A reason for the lack of blooming in your cactus can be the watering routine. Both underwatered and overwatered cacti can lose the ability to blossom. Christmas cacti are epiphytic plants that gain water from the atmosphere or moist areas in the soil where they grow.
If you water your Christmas cactus too often this can keep air from the pores in the soil around the roots, which will not let root respiration occur effectively, causing root rot, which will then keep the cactus from blooming.
The cactus will wilt and turn yellow. When you underwater your cactus, the drought stress keeps your cactus from blooming.
Christmas cacti are rather unusual with the amount of light they need, due to which they are one of the ‘short day plants,’ meaning they require at least 12 hours of darkness.
This is because they sense seasonal change through the amount of sunlight they receive. And so too much light can prevent the cactus from blooming.
Christmas cacti prefer to be root bound and restricted. When the cactus is pot bound, it’ll focus more on blooming flowers rather than the growth of both the plant and the roots, as producing flowers is a survival instinct for the cactus and if it’s in the perfect conditions, it won’t need those survival instincts.
Unlike many other species of plants, Christmas cacti are not heavy feeders and don’t require a heavy amount of fertilizer to grow flowers, but far from it. Heavy doses of fertilizer prevent flowers from blooming.
The optimal temperature to keep your Christmas cactus promoting its growth is the room temperature around 68°F (20°C).
However, when the bud is developing during the flowering season, it requires lower temperatures of around 60°F (15°C). Placing it near an open window or door can be optimal as the air circulation provides the cooler atmosphere required by the cactus.
If your cactus is frozen, place it in a warmer atmosphere and wait till the affected areas (that’ll be softer than what the cactus should actually feel like) turn black. The tips will start turning white or purple. Remain patient as the cactus will heal over time.
For a cactus that is losing around 3 to 4 buds every day due to temperatures higher than the optimal, make sure to place it in an area that isn’t too close to the sun and keep it hydrated until it starts looking healthier.
An accurate watering routine makes a huge difference in the health of your cactus, especially during the flowering season. Water your cactus every two to three weeks when the soil feels dry to touch.
If your plant has been underwatered, start to keep a regular check on it and water it as soon as the soil starts getting dry. Try giving it a soak and ensure that the water fully drains out.

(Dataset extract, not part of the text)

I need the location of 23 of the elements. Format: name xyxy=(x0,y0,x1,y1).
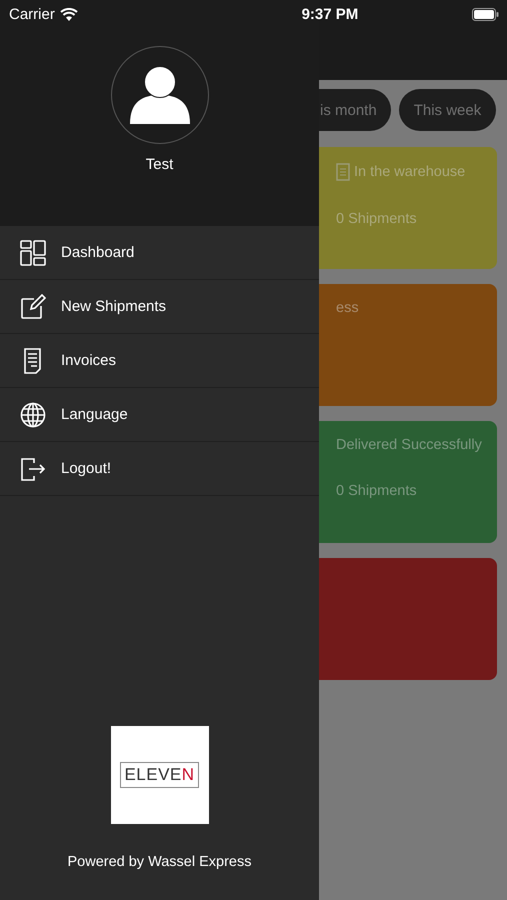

On the other hand, if your cactus is overwatered, make sure that you use a pot that has draining holes at the bottom and that you’re giving it the required amount of hydration. Using a watering can with a longer spout helps you give it a smaller and more accurate amount of water.
Ensure that your cactus is receiving at least 12 hours of dark time every day. And if you’ve exposed it to too much light, hurry and put it in the dark before the damage increases! Placing a cloth over it can also be helpful.
Pot your cactus in a small planter that is compact, guaranteeing that the roots are pot-bound and restrained, setting the plant’s survival instincts in action that’ll help produce more flowers.
Make sure that you don’t apply any fertilizer to your cactus during the period in which the bud is forming, or use fertilizers of less strength once a month during spring and summer, to make sure that your cactus doesn’t grow any deficiencies of any nutrients.
>> Related Posts:
- Why Are the Leaves On My Christmas Cactus Limp – 3 Common Problems and Their Remedy
- Why Is My Christmas Cactus Wilting? (4 Possible Causes)
- Why Is My Christmas Cactus Dropping Leaves? Here’s Why!
Maintaining proper and updated knowledge and an accurate routine for your Christmas cactus is the key to your cheer and joy, not only during the holidays but also throughout the year.
Keeping your Christmas cactus healthy is important for all plant parents and by taking some precautions you can ensure and fulfill this goal of yours!